A suggestion. You'd lose about 38% of your current space if my math is
correct, but reconfiguring each of those as hardware RAID 10 instead of
5, and concatenating them with mdraid or LVM should give you at
_minimum_ a 2:1 boost in sustained random read IOPS and bandwidth,
probably much much much more. Random writes would be much higher still.
If you can get by with that much less space I'd go with six 8 disk HW
RAID 10s in the new setup assuming you have 6 LSI HBAs. Whatever the
number of HBAs, create a RAID 10 on each with an equal number of drives
on each HBA. It doesn't make sense to have more than one RAID pack on a
single HBA--just slows it down considerably. If they did that with
these RAID 5s that could explain some of the performance issue. I'd set
the LSI RAID 10 stripe size to between 64KB - 256KB depending on your
average file size. I'd then concatenate the resulting 6 devices (or
however many there be) with mdadm or LVM (mdadm is probably a little
faster, LVM more flexible).
Then when creating your XFS filesystem, specify agcount=48 or
(agcount=#HBAs*8) in this case, which will get you 8 allocation groups
per HW array, in essence 2 AGs per stripe count spindle--8 disks, 4
striped mirror pairs, 4 stripe spindles. This should get you the
parallelism you need for high performance multiuser random IO workloads.

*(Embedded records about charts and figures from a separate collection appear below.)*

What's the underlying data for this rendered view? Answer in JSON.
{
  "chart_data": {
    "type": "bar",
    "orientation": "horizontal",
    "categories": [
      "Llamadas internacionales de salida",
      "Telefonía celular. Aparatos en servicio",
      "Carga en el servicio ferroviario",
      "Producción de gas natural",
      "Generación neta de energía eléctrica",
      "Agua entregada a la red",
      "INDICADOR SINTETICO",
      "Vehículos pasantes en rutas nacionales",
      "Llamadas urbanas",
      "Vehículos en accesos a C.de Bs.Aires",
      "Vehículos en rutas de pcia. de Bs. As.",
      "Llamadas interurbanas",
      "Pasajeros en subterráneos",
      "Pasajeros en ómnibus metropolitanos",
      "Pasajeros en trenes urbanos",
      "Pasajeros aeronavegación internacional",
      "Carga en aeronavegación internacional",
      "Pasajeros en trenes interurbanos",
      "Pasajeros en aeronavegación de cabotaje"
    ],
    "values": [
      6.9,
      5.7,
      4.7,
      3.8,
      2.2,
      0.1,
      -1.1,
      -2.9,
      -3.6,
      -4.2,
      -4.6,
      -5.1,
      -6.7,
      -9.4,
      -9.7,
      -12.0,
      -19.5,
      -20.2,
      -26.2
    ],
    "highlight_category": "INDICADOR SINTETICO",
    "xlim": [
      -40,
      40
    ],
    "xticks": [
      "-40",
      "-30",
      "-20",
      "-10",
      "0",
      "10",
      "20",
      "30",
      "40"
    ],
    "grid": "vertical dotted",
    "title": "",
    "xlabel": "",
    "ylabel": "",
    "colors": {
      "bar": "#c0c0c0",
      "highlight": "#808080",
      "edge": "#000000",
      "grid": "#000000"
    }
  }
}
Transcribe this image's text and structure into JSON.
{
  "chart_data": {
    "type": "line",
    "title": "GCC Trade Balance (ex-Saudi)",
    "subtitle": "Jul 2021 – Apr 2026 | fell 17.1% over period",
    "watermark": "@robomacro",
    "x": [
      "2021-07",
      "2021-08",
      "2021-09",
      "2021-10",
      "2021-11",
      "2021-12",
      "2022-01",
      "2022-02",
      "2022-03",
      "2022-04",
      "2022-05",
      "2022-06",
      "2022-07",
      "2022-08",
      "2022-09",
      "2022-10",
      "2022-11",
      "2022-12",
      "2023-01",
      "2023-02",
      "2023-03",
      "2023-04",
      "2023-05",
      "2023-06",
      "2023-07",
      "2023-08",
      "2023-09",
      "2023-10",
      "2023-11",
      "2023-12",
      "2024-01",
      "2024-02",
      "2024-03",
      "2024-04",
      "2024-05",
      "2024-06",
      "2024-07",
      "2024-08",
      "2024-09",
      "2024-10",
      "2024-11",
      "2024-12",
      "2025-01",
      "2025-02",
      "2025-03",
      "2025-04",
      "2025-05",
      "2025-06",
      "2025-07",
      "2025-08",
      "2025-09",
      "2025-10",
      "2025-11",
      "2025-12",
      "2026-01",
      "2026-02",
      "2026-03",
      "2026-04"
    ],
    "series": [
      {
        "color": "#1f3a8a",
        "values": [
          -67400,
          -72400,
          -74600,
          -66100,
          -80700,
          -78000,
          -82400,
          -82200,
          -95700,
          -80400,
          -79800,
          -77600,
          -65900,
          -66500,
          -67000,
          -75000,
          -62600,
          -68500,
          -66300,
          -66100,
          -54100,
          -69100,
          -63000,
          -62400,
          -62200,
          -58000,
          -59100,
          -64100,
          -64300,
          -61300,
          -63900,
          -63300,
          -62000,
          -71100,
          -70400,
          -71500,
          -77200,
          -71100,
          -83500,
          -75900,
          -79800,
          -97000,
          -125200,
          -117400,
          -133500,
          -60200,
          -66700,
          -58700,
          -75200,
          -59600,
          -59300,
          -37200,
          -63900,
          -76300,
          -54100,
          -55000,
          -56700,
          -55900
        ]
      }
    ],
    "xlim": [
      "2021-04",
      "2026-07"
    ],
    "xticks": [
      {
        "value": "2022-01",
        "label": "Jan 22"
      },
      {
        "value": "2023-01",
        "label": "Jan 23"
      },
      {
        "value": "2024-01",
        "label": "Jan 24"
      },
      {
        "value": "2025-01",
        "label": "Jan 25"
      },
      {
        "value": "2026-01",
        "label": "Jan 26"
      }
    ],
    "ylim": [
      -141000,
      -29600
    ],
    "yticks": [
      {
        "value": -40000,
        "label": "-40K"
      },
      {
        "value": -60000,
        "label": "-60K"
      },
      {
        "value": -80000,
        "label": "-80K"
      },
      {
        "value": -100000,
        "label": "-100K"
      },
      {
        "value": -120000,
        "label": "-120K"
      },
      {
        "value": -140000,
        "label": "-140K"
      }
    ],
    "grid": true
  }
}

This all assumes a highly loaded server with a lot of access to multiple
different files. If your access pattern is one heavy hitter app against
only a few big files, getting parallelism via lots of allocation groups
on concatenated storage may not be the way to go. In that case we'd
need to go with multiple layer striping, with HW RAID 10 and software
RAID 0 across them.
I didn't recommend this because trying to get average size files broken
up into chunks that fit neatly across a layered stripe is almost
impossible, and you end up with weird allocation patterns on disk,
wasted space issues, etc. I think it's better to use smallish HW
stripes, no SW stripes, in an instance like this, and allow XFS to drive
the parallelism via allocation groups. This yields better file layout
on disk and better space utilization.
In addition, using concatenation, as we recently learned from an OP who
went through it (unfortunately), with this setup you can lose an entire
hardware array and the FS can keep chugging along after a repair. You
simply lose any files on the dead array.
> Is there a way to monitor log operations to find out how much is being
> used at a given time?
Point in time? Probably not. I'm sure there's a counter somewhere but
I'm not familiar with it. What you should be concerned with isn't
necessarily how much of the journal log is being used at any point in
time, but how fast the data is moving through the log. This is why the
speed of the log device is critical, and the size is not. Recall that
the max log size is 2GB.
> All the metadata eventually has to be written to the main array, so
> doesn't that ultimately become the limiting factor on metadata
> throughput under sustained load?
The answer is: it depends on the workload. Add another "depends" when
using delaylog. For example, a given directory inode may be modified
multiple times during a very short period of time. 'rm -rf' on a huge
directory is a good example of this. A huge number of modifications to
the directory are performed, but with delaylog they will be consolidated
and coalesced into a single or a few actual writes into the journal and
filesystem instead of many thousands of writes. These types of
operations are historically where the metadata bottleneck lurked. If
you simply have 1000 users hitting a fileserver and each user writes a
file every minute or so, you'll never see a metadata bottleneck. If you
have _and_ one user decides to delete a directory with 100k files in it,
then you have a metadata bottleneck, at least, if you're not using
delaylog. If you are using it you won't see much of a bottleneck.
Although you'll see some pretty high CPU usage for a 100k file delete
operation. But the load on the on disk journal log will be relatively
Please keep us posted. I'm really interested to see what you end up
doing with this and how it performs afterward.